2 thoughts on “Atypical: Season One, Episode Four”

  1. Sara:

    You made some excellent points about Autistic Presence which are supported by the literature. Specifically Stuart Murray and Irene Rose in two papers in 2008 for LITERARY DISABILITY STUDIES.

    Murray exposed Autistic Presence in the writings of Kanner and Asperger to a depth and a level which we might not have looked at before then.

    Rose wrote about “Autistic autobiography or autistic life narrative”? It was so good especially the parts about the late Polly Samuel and Jessica Kingsley Press where she went to after 1998 and LIKE COLOUR TO THE BLIND was shafted after it became a trade paperback and Times Books had their merry way.

    And of course Sam being in the stadium is support for Casey. It shows people that autistic presence is enough and it is powerful. Existence and essence [Father John Misty song playing right now as I am writing this].

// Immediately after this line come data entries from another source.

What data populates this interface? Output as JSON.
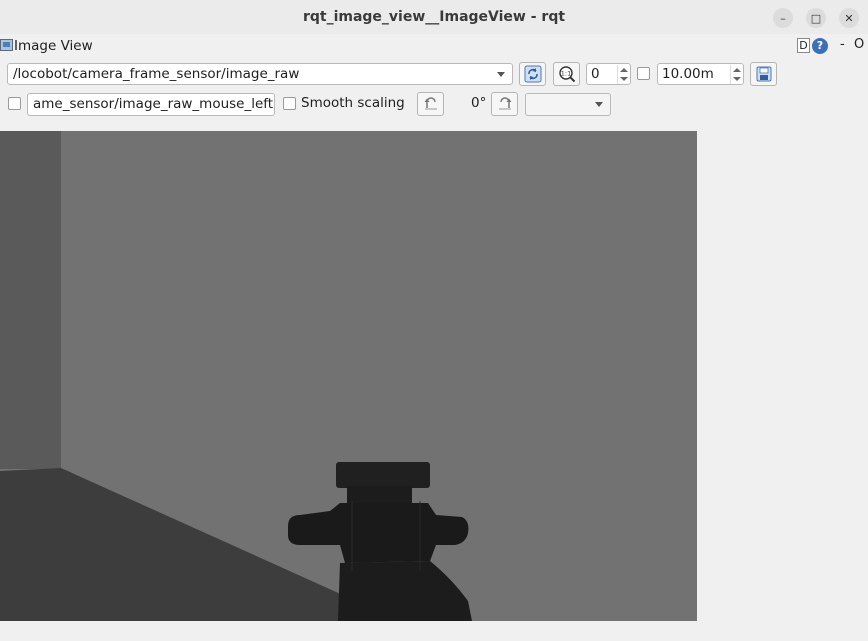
{
  "window": {
    "title": "rqt_image_view__ImageView - rqt",
    "minimize_icon": "minimize-icon",
    "maximize_icon": "maximize-icon",
    "close_icon": "close-icon"
  },
  "plugin": {
    "title": "Image View",
    "icon": "image-view-icon",
    "d_label": "D",
    "help_label": "?",
    "dash_label": "-",
    "o_label": "O"
  },
  "toolbar": {
    "topic": "/locobot/camera_frame_sensor/image_raw",
    "refresh_icon": "refresh-icon",
    "zoom_icon": "zoom-1-icon",
    "spin_value": "0",
    "max_value": "10.00m",
    "save_icon": "save-icon"
  },
  "toolbar2": {
    "mouse_topic": "ame_sensor/image_raw_mouse_left",
    "smooth_scaling_label": "Smooth scaling",
    "smooth_scaling_checked": false,
    "rotate_left_icon": "rotate-left-icon",
    "rotation": "0°",
    "rotate_right_icon": "rotate-right-icon",
    "rotation_select": ""
  },
  "colors": {
    "image_background": "#727272",
    "floor": "#3a3a3a",
    "left_wall": "#555555",
    "robot": "#1e1e1e"
  }
}
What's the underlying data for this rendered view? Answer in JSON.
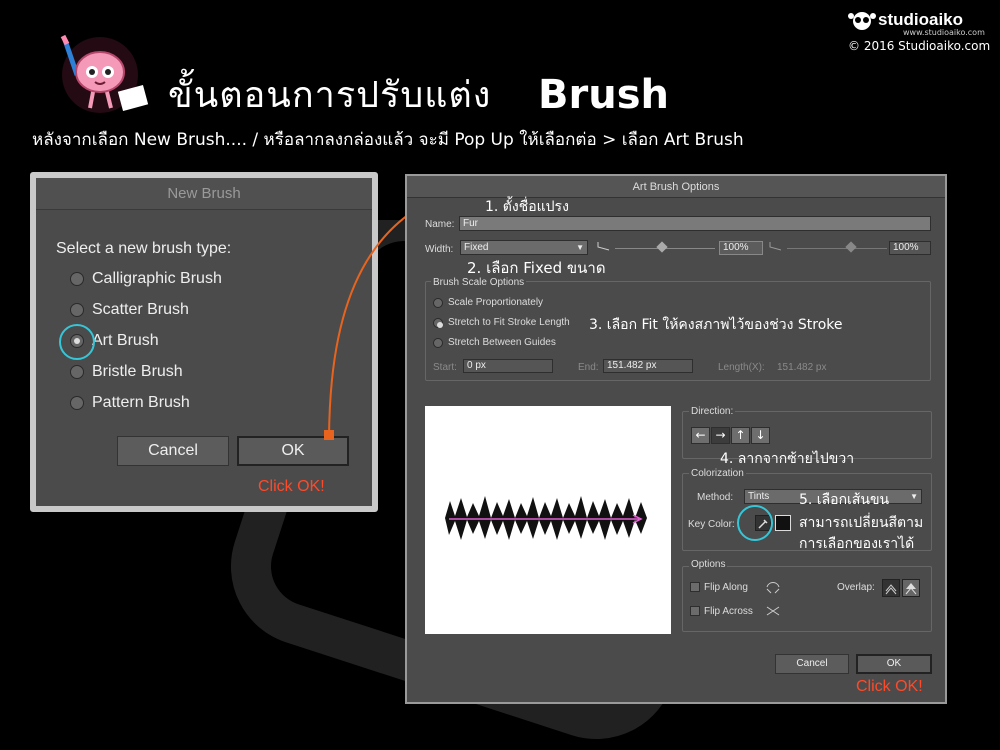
{
  "header": {
    "title_thai": "ขั้นตอนการปรับแต่ง",
    "title_en": "Brush",
    "subtitle": "หลังจากเลือก New Brush.... / หรือลากลงกล่องแล้ว จะมี Pop Up ให้เลือกต่อ > เลือก Art Brush"
  },
  "logo": {
    "name": "studioaiko",
    "url": "www.studioaiko.com",
    "copyright": "© 2016 Studioaiko.com"
  },
  "new_brush": {
    "title": "New Brush",
    "prompt": "Select a new brush type:",
    "options": [
      "Calligraphic Brush",
      "Scatter Brush",
      "Art Brush",
      "Bristle Brush",
      "Pattern Brush"
    ],
    "selected": "Art Brush",
    "cancel": "Cancel",
    "ok": "OK",
    "click_ok": "Click OK!"
  },
  "art_brush": {
    "title": "Art Brush Options",
    "name_label": "Name:",
    "name_value": "Fur",
    "width_label": "Width:",
    "width_value": "Fixed",
    "width_percent": "100%",
    "width_percent2": "100%",
    "scale_group": "Brush Scale Options",
    "scale_options": [
      "Scale Proportionately",
      "Stretch to Fit Stroke Length",
      "Stretch Between Guides"
    ],
    "scale_selected": "Stretch to Fit Stroke Length",
    "start_label": "Start:",
    "start_value": "0 px",
    "end_label": "End:",
    "end_value": "151.482 px",
    "length_label": "Length(X):",
    "length_value": "151.482 px",
    "direction_label": "Direction:",
    "direction_buttons": [
      "←",
      "→",
      "↑",
      "↓"
    ],
    "colorization_label": "Colorization",
    "method_label": "Method:",
    "method_value": "Tints",
    "key_color_label": "Key Color:",
    "options_label": "Options",
    "flip_along": "Flip Along",
    "flip_across": "Flip Across",
    "overlap_label": "Overlap:",
    "cancel": "Cancel",
    "ok": "OK",
    "click_ok": "Click OK!"
  },
  "annotations": {
    "step1": "1. ตั้งชื่อแปรง",
    "step2": "2. เลือก Fixed ขนาด",
    "step3": "3. เลือก Fit ให้คงสภาพไว้ของช่วง Stroke",
    "step4": "4. ลากจากซ้ายไปขวา",
    "step5": "5. เลือกเส้นขน",
    "step5b": "สามารถเปลี่ยนสีตาม",
    "step5c": "การเลือกของเราได้"
  },
  "colors": {
    "accent_cyan": "#35c6d8",
    "accent_orange": "#e8641e",
    "click_red": "#ff4a2a",
    "dialog_bg": "#4b4b4b"
  }
}
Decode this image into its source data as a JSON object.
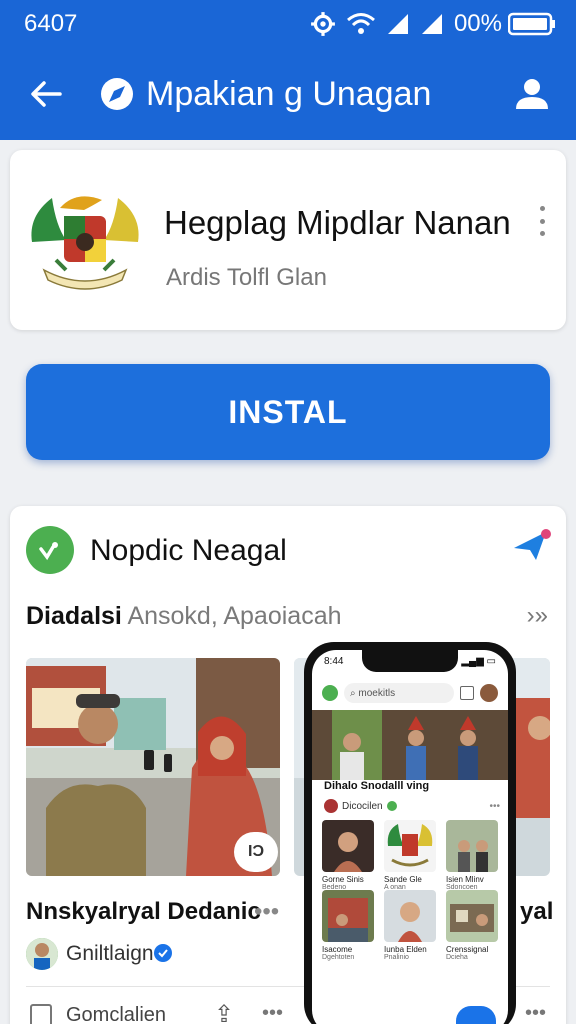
{
  "status_bar": {
    "time": "6407",
    "battery_text": "00%"
  },
  "toolbar": {
    "title": "Mpakian g Unagan"
  },
  "app": {
    "name": "Hegplag Mipdlar Nanan",
    "developer": "Ardis  Tolfl Glan"
  },
  "install_button": {
    "label": "INSTAL"
  },
  "section": {
    "title": "Nopdic Neagal",
    "subhead_bold": "Diadalsi",
    "subhead_light": "Ansokd, Apaoiacah",
    "more": "›»"
  },
  "post": {
    "play_label": "IƆ",
    "title": "Nnskyalryal Dedanic",
    "title_right": "yal",
    "dots": "•••",
    "author": "Gniltlaign"
  },
  "footer": {
    "text": "Gomclalien",
    "dots": "•••"
  },
  "phone": {
    "time": "8:44",
    "search_placeholder": "moekitls",
    "section_title": "Dihalo Snodalll ving",
    "row_label": "Dicocilen",
    "row_dots": "•••",
    "grid": [
      {
        "cap": "Gorne Sinis",
        "sub": "Bedeno"
      },
      {
        "cap": "Sande Gle",
        "sub": "A onan"
      },
      {
        "cap": "Isien Mlinv",
        "sub": "Sdoncoen"
      },
      {
        "cap": "Isacome",
        "sub": "Dgehtoten"
      },
      {
        "cap": "Iunba Elden",
        "sub": "Pnalinio"
      },
      {
        "cap": "Crenssignal",
        "sub": "Dcieha"
      }
    ]
  },
  "colors": {
    "app_bar": "#1a66d6",
    "install_button": "#1d6fdc",
    "section_icon": "#4caf50"
  }
}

    Now the NICE NEUTRAL SMELL episode is one I actually watched. I loved the opening of context when he said that. The whole notebook scene was I think nicely handled. There might be a lot of social and performance anxiety for Sam involved even and especially as he writes and draws his safe things. Like “Dibs in search of self”.

    And Zahid and Paige were really good. And I liked meeting Evan for the first time.

    Coach Briggs does have those awesome lines, Sara. I am thinking of 13 Reasons Why where the counsellor was horrible and not just to the late Hannah Baker. In my headcanon she is still alive until November 2017 because the show is in real time.

    And too many support groups fall on their swords when it comes to semantic differences.

    Fight and flight and freeze, right? I think Sam does deal with this in the next episode.

    Move away and leave? I feel like he might have been trained away from it like so many who have faced, are currently facing, or will face – compliance-based interventions.

    And your observations about Paige. I wish! I got that vibe, well, not precisely that vibe. I think of Tony Attwood and the strategies he has mentioned in ASPERGER SYNDROME.

    I don’t remember that part of “Sam no longer has a one-on-one aide”. I do remember “he relies on you [Casey] heavily”.

    And the Nick-Elsa scenes I did take in. This is where I got feels about Elsa and black-and-white morality and change.

  2. “Is this actually what autism parent support groups are like?”

    No. Prior to watching the episode I saw a lot of criticism over the person first language bit. Realistically, that’s what a lot of parents/therapists use so if they’re trying to make the show “accurate” then yes, a support group would use that language. I was not prepared to see Doug interrupted multiple times. That was seriously messed up. I’ve only been to one special needs support group, but it was NEVER like that. Meetings had a speaker who talked about some special needs related issue/topic, then people could stay and discuss whatever they wanted. People listened. Everyone was supportive. No one cut people off or criticized. The group in Atypical was very toxic.